'Vote for Taj campaign a gimmick'
The credibility of the much-hyped campaign to vote the Taj Mahal as one of the world's new seven wonders is now in question.india Updated: Jun 24, 2007 12:44 IST
The credibility of the much-hyped campaign to vote the Taj Mahal as one of the world's new seven wonders is now in question.
"The New 7 Wonders of the World" campaign has been launched by the owner of a Swiss website. "The whole campaign is a media hoax," says Surendra Sharma, president of the Braj Mandal Heritage Conservation Society here. "How can the whole government machinery be used to hype a campaign launched by a private entrepreneur?"
Sudhir Kumar, the Agra chief of the Indian government's tourism department, admitted that the campaign was a private one and those supporting it were doing so in their private capacity.
"The campaign is not backed by any government agency, though we feel it is good and in the interest of the tourism industry as a whole to promote the Taj Mahal," Kumar told IANS.
K Mishra, a senior official in the Uttar Pradesh tourism department, said his office had nothing to do with the campaign.
KK Sharma of the Archaeological Survey of India (ASI) here described the campaign as "economic exploitation of the sentiments of the Indian people. No two monuments are alike and they should not be compared.
"It is an injustice to the status and dignity of the Taj Mahal."
But the ASI has circulated banners and pamphlets appealing to people to vote for the Taj though this initiative has reportedly been taken by its Bhopal circle.
The tourism industry has been promoting the campaign in its own interest. Several government agencies and voluntary groups have also got involved.

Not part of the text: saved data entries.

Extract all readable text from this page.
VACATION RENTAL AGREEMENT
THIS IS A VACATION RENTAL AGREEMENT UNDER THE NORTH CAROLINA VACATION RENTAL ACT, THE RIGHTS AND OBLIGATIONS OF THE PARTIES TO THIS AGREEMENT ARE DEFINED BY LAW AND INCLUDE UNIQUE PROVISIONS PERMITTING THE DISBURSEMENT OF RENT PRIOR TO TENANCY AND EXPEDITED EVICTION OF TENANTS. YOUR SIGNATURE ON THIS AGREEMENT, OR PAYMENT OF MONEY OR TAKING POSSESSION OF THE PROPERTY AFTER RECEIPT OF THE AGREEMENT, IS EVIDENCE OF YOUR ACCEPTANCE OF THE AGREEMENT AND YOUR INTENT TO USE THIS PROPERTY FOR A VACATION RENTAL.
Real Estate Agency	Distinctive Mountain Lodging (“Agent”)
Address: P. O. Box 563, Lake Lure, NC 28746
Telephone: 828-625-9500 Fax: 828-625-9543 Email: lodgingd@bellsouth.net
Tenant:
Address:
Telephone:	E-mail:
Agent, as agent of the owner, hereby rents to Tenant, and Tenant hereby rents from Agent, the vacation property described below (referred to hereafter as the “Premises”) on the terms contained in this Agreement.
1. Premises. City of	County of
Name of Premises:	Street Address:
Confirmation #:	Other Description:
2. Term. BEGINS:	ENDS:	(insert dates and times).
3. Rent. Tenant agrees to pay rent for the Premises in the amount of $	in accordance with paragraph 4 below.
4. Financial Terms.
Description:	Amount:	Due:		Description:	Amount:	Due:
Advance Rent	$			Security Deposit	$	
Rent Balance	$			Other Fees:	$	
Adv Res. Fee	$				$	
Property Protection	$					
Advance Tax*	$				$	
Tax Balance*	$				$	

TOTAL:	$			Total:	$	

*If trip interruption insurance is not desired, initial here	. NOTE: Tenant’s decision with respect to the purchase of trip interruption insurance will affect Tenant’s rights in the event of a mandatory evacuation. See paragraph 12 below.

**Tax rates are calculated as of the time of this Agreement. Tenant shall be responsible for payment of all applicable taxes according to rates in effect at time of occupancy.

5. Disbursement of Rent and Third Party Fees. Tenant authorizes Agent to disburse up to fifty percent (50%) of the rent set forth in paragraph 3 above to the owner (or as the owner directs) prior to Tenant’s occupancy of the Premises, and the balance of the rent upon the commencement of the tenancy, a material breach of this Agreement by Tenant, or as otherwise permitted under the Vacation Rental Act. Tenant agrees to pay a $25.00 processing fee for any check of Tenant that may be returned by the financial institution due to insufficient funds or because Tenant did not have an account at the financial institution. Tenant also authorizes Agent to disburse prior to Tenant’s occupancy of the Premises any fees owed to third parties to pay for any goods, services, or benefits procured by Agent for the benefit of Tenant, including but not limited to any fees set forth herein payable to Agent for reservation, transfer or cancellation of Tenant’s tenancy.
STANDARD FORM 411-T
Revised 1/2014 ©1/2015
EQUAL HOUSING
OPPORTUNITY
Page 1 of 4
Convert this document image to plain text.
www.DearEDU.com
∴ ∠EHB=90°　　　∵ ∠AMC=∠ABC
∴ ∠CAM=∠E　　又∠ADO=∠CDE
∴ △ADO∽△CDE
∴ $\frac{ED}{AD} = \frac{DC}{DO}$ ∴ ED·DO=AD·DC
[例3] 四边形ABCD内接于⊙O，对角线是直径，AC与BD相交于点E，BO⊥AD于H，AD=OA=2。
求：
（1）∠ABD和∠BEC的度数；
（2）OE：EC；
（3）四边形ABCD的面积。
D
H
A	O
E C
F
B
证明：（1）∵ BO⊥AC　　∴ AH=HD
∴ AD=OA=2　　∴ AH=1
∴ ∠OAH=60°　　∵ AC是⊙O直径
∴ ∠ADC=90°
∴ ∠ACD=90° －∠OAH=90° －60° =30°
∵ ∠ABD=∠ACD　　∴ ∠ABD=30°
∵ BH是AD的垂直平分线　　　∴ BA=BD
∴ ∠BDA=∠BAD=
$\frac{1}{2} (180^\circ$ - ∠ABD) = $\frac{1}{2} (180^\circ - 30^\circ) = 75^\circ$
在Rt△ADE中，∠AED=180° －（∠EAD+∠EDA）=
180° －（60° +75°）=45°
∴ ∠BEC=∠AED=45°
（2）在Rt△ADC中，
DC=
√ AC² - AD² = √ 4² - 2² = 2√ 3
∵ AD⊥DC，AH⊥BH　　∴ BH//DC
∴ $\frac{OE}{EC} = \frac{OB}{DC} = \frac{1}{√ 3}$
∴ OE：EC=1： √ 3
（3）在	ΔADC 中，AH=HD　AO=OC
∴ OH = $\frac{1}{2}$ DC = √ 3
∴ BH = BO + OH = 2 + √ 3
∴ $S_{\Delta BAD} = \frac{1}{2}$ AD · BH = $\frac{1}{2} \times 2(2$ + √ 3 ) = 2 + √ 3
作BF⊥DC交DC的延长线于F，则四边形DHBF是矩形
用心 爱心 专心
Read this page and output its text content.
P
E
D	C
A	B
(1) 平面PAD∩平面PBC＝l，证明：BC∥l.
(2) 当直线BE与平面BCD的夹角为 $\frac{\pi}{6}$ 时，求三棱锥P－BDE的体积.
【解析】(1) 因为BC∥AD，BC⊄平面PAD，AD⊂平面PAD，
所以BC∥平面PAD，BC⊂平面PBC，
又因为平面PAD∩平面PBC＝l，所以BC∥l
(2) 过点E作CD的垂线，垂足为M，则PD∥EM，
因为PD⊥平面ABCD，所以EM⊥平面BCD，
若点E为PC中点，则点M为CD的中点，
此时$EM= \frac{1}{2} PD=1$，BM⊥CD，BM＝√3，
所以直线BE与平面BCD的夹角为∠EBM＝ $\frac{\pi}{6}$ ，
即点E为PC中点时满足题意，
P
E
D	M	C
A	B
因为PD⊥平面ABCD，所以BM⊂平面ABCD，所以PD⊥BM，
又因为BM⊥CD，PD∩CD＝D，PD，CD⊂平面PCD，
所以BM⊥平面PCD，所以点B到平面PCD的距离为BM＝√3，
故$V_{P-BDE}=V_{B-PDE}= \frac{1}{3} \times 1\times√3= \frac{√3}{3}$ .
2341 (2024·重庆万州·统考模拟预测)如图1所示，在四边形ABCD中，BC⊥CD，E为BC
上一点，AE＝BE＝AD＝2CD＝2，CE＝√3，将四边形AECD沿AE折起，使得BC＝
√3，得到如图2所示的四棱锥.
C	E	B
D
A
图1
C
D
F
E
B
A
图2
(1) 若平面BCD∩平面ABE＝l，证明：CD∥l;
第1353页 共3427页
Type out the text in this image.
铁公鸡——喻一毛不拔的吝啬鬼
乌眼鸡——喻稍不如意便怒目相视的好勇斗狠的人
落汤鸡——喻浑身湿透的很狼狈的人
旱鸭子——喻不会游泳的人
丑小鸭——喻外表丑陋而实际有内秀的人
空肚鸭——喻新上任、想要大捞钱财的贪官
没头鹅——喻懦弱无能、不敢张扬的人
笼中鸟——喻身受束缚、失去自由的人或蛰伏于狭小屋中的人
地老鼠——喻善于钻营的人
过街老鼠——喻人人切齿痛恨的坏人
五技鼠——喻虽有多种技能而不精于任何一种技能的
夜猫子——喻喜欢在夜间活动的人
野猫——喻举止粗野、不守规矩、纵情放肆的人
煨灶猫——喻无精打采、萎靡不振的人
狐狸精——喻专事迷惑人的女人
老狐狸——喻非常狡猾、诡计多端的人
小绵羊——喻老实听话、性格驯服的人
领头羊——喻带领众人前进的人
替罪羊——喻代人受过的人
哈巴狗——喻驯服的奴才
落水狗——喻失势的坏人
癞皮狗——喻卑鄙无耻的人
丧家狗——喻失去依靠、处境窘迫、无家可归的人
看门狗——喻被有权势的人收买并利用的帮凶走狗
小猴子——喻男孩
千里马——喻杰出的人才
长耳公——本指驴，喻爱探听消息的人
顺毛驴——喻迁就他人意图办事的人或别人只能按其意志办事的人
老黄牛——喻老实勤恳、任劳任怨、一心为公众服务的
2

District Magistrate Mukesh Meshram headed a procession this week to mobilise votes for the Taj.
Mughal historian R Nath says the whole campaign is uncalled for. "The Taj is already a taj (crown). It needs no certification from any authority."
The people on the street here do not know who has promoted the campaign, but think it is the government. One hotelier said: "We thought it must be a government-supported campaign since the district authorities were taking so much interest."
Unesco, which runs the World Heritage Programme, has denied that it has anything to do with this campaign.